La expansión del surf por California no es tan azarosa y contracultural como lo explica el relato asumido y compartido por todos: los notables californianos (un Estado más de la Unión desde mediados del siglo XIX tras la guerra méxico-americana), vieron en el higienismo asociado a la práctica física y deportiva del surf una oportunidad para mostrar las ventajas de la costa y el clima del Pacífico, así como el potencial para atraer a estadounidenses en busca de su versión particular del sueño americano.

En las primeras décadas del siglo XX, el que no era más que un pasatiempo para «insiders» daría pie a una contracultura con mensajes como el de autosuficiencia, libertad y contracultura, con practicantes del deporte que elaboraban sus tablas de manera artesanal y clubs que proliferarían por la Costa Oeste y, pronto, en el resto del mundo.

Surfin’ USA

En 1961, los hermanos Wilson, su primo Mike Love y un amigo, Al Jardine, formaban una banda con un sonido característico que pronto sería mundialmente reconocido: los Beach Boys.

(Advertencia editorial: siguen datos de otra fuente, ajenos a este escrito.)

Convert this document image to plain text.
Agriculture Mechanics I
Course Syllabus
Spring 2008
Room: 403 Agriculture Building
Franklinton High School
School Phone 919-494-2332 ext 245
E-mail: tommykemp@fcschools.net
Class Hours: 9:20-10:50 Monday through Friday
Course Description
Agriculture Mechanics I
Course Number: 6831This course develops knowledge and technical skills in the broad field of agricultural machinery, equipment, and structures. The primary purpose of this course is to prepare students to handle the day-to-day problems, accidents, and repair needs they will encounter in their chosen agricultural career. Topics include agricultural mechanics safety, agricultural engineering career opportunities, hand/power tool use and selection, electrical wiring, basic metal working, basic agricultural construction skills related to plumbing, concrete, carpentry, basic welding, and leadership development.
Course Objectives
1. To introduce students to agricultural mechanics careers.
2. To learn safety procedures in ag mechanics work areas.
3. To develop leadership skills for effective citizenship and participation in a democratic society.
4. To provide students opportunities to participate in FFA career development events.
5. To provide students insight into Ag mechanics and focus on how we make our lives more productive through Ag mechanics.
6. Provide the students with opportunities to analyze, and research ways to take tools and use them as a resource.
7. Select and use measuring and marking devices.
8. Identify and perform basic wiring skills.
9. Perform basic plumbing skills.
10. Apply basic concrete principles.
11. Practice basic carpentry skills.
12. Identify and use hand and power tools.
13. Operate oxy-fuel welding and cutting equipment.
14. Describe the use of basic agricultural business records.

El término se integraba definitivamente en la cultura popular y perdía cualquier raigambre de la cultura hawaiana, y se asociaría con una cultura juvenil propia de la clase media suburbana del sur de California: automóviles personalizados, furgonetas Volkswagen y visitas a la playa para aprovechar el oleaje del amanecer.

Todos asociamos canciones como Good Vibrations y jóvenes blancos tostados por el sol con la cultura surfera desde finales de los años 50 e inicios de los años 60 (Blue Hawaii, la película protagonizada por Elvis Presley data de 1961), pero pocos han oído hablar de surferos legendarios como Duke Kahanamoku, un «beach boy» en toda regla.

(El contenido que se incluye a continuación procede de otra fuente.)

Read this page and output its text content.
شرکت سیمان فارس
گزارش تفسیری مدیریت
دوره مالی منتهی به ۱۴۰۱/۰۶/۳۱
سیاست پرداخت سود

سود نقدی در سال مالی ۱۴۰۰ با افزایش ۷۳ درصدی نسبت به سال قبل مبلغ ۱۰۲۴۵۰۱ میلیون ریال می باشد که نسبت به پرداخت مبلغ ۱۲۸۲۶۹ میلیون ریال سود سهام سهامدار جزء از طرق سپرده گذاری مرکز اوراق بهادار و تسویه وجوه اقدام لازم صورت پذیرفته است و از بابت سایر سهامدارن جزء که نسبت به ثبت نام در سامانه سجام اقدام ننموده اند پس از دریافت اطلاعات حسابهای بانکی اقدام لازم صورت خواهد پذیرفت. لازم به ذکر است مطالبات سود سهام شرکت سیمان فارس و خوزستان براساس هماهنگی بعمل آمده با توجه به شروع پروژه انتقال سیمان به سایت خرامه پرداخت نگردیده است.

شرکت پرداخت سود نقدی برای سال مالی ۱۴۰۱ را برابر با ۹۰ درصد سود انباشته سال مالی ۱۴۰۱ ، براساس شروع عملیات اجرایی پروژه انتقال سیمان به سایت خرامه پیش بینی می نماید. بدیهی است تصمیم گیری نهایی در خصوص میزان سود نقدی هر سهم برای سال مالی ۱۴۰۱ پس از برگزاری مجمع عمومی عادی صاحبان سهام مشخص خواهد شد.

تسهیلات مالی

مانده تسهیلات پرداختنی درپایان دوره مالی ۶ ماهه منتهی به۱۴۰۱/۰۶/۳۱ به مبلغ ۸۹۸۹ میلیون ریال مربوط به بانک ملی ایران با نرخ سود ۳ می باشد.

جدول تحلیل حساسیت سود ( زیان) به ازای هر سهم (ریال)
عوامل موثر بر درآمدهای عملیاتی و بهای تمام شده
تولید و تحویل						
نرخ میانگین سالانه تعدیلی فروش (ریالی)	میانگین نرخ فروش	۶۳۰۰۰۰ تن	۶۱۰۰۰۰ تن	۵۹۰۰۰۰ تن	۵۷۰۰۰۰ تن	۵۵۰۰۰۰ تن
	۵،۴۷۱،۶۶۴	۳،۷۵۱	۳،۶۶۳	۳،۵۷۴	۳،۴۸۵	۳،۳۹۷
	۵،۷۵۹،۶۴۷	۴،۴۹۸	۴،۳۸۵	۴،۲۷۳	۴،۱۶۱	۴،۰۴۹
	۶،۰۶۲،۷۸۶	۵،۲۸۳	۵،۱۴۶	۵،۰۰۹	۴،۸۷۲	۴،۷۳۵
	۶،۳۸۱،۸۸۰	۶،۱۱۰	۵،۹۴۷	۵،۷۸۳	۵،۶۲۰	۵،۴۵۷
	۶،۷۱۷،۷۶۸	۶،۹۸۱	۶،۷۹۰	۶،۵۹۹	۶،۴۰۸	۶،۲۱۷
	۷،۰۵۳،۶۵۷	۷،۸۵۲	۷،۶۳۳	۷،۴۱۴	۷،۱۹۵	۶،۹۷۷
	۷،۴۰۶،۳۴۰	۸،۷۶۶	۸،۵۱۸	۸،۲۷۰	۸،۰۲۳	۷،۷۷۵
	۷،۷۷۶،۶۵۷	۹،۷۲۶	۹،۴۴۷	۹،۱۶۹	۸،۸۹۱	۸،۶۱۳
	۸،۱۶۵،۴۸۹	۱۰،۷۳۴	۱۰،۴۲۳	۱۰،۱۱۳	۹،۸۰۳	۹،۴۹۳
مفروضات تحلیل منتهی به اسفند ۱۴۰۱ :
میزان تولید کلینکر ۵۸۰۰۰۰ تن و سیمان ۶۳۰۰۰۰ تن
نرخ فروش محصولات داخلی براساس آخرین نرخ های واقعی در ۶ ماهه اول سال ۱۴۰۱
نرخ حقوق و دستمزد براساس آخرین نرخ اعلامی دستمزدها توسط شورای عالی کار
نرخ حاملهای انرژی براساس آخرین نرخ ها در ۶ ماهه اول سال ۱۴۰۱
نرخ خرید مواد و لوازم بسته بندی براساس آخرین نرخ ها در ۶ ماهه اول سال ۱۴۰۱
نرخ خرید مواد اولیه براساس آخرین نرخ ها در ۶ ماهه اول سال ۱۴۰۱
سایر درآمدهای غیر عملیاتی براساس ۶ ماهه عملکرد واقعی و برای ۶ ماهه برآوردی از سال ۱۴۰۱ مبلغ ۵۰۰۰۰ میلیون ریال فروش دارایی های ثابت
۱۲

Nadador excepcional, Kahanamoku batió barios récords mundiales en 1911, pero sus cronos distaban tanto de los hitos reconocidos hasta ese momento que no serían reconocidos durante años.

Kahanamoku ganaría varias medallas para el equipo olímpico estadounidense entre los juegos de Estocolmo (1912) y Los Ángeles (1932). Sin embargo, su ausencia en el canon cultural deportivo y surfero (en comparación con la celebridad de coetáneos como, por ejemplo, el nadador y actor austrohúngaro nacionalizado estadounidense Johnny Weissmuller), evoca hasta qué punto hemos interiorizado el surf como algo ajeno a su propio origen.